Kelly Walker Jeffers, Fractional CRO / Revenue Execution Leader on Influential Women

Influential Woman · Sales Lead Gen Music

Kelly Walker Jeffers

Fractional CRO / Revenue Execution Leader, CEO Revenue Roundtable

Portland, OR

Her Story

About Kelly

I've been in sales my whole career, in coaching, training, and actively selling. Now I'm in a very fun part of my life where I'm working with all three of my children who are entrepreneurs. My oldest son owns a lead generation agency - he and I took a course together with my sales coach Mark when my son was around 16, but he really took the lead and it's his company. We're actually transferring one of my LLCs to him now that he's 18. My middle son is a singer, songwriter, producer, and artist, and I'm his manager. My daughter is an artist doing art realism and has been at different shows. I take my sales skills and apply them to working with my children, helping them with sales and business development while they help me in return. I also have a consulting business. I've surrounded my kids and myself with people that are way better than we are in whatever our passion is to just kind of leapfrog. My husband, my kids' dad, is an entrepreneur as well in more of an entrepreneurial role, and he's been incredibly supportive emotionally and financially as we've grown.

Her Interview

Ten minutes with Kelly

01What do you attribute your success to?

I think part of it has to do with my upbringing. My father was an entrepreneur, my mother was an entrepreneur, and I think we were brought up in almost like a golden age where there weren't the phones, there really wasn't the internet. We were outside, you had to fend for yourself, both my parents worked, and you just figured it out, but yet they were still present, and I watched how they maneuvered through life. My husband, my kids' dad, is an entrepreneur as well, and I chose the right partner to push me. When I met him on a blind date, I started changing my schedule for him, and I would never change my schedule. He's allowed me the opportunity to grow and has helped support me emotionally and financially. I've done a tremendous amount of manifesting too. I manifest and meditate every single day without fail. I exercise every single day, so I have a morning routine that I go through before I even see anybody. You've got to be made of Teflon, especially in the music industry. A lot of it is just who I've surrounded myself with - I mentioned many of the mentors that I have, I still have those people actively in my life, and them continuing to cheer me on and push me as well just makes me better.

02What advice would you give to young women entering your industry?

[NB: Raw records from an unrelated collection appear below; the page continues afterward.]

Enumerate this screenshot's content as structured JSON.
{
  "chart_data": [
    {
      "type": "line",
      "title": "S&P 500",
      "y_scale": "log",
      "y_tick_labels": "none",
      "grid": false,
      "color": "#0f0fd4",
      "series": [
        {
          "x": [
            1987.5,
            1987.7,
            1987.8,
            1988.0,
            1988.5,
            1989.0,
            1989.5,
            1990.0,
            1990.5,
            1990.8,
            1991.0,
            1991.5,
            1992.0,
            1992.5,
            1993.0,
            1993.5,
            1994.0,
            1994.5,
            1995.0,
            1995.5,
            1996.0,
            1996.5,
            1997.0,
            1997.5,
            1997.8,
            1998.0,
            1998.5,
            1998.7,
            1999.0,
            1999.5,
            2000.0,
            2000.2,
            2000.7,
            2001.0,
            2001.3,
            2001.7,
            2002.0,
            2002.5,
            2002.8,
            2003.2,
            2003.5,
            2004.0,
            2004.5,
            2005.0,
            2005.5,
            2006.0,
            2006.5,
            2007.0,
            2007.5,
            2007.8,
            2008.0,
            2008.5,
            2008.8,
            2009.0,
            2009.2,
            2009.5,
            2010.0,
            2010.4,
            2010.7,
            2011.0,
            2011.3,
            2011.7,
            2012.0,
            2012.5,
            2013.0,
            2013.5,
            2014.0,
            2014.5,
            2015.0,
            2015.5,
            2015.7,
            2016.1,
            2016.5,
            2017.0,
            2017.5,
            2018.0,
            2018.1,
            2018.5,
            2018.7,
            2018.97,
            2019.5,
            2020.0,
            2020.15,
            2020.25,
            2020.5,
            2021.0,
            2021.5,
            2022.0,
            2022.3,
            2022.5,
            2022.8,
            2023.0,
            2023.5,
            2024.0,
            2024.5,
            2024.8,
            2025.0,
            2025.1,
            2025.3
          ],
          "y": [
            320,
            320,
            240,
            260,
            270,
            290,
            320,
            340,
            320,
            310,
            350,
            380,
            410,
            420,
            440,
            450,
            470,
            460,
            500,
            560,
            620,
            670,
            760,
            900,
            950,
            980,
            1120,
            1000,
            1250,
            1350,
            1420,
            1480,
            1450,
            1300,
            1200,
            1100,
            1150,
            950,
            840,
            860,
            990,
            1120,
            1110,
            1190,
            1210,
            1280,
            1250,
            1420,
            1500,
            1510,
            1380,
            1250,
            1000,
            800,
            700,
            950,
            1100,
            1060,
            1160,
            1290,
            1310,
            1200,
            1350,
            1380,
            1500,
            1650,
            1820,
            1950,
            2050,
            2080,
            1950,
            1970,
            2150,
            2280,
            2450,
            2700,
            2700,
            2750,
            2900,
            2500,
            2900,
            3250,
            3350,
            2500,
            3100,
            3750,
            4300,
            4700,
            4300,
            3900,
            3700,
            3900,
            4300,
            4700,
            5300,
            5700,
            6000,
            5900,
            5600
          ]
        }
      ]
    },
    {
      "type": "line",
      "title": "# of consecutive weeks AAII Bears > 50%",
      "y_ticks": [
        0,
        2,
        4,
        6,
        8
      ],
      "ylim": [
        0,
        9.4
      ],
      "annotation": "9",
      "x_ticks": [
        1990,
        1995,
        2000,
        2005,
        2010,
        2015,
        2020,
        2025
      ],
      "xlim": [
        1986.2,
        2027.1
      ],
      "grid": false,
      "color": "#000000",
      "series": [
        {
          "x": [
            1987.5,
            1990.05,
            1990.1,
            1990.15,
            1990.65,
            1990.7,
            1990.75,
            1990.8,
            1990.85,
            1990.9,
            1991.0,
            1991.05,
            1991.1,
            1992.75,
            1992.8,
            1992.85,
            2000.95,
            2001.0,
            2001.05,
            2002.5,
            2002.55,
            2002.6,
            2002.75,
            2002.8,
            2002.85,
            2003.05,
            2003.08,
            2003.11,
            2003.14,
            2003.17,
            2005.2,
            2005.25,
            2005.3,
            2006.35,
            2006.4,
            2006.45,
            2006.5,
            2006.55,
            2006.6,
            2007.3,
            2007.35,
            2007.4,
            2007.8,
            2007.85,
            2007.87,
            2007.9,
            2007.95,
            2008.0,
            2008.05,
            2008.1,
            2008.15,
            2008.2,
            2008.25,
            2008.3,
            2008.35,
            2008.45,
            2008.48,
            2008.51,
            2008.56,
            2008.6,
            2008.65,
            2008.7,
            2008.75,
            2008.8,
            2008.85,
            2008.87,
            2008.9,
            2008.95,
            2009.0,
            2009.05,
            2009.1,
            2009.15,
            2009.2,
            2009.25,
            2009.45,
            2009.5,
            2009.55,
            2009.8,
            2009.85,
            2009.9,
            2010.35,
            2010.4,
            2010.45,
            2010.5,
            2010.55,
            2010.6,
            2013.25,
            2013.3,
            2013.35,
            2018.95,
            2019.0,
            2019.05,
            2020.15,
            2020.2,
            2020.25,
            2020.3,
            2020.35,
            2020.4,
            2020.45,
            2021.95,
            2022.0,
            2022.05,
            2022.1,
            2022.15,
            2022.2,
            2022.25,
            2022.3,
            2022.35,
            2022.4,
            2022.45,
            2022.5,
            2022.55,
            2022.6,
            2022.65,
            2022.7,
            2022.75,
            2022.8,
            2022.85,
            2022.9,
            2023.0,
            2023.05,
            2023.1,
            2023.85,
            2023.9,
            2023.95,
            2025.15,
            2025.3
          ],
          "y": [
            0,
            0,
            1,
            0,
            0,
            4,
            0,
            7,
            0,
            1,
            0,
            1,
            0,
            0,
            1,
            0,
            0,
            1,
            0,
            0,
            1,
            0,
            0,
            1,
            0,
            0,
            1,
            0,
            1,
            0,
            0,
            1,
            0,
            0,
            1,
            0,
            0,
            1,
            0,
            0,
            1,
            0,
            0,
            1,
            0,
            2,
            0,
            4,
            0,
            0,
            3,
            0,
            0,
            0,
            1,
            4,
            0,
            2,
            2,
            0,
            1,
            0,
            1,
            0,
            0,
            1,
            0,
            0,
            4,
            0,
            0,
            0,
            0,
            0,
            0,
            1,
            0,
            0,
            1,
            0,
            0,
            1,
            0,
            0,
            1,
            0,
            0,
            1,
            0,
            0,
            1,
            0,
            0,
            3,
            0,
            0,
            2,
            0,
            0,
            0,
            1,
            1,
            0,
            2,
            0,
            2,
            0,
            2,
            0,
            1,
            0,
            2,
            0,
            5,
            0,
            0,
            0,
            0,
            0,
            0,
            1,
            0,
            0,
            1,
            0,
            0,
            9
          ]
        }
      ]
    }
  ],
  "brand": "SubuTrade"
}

Have as many conversations as possible, kind of across industries with people that have done it before you. Skip 10 years. Go find the best of the best that you can find in whatever you're interested in, or many interests, and ask them for a coffee, ask them for 5 minutes on the phone, take them to dinner, something to grab their attention. Come with a series of questions. People love to talk about themselves. It's not 'pick your brain,' because you haven't earned the right to ask them that question, but come with a series of questions about how they have seen their success over the years. And learn AI. We're right smack in the middle of it, and it is absolutely changing the game. It's how do you leverage that to continue to do what you love and get ahead of AI so that AI isn't running you, you're running the AI to build whatever it is you want to build.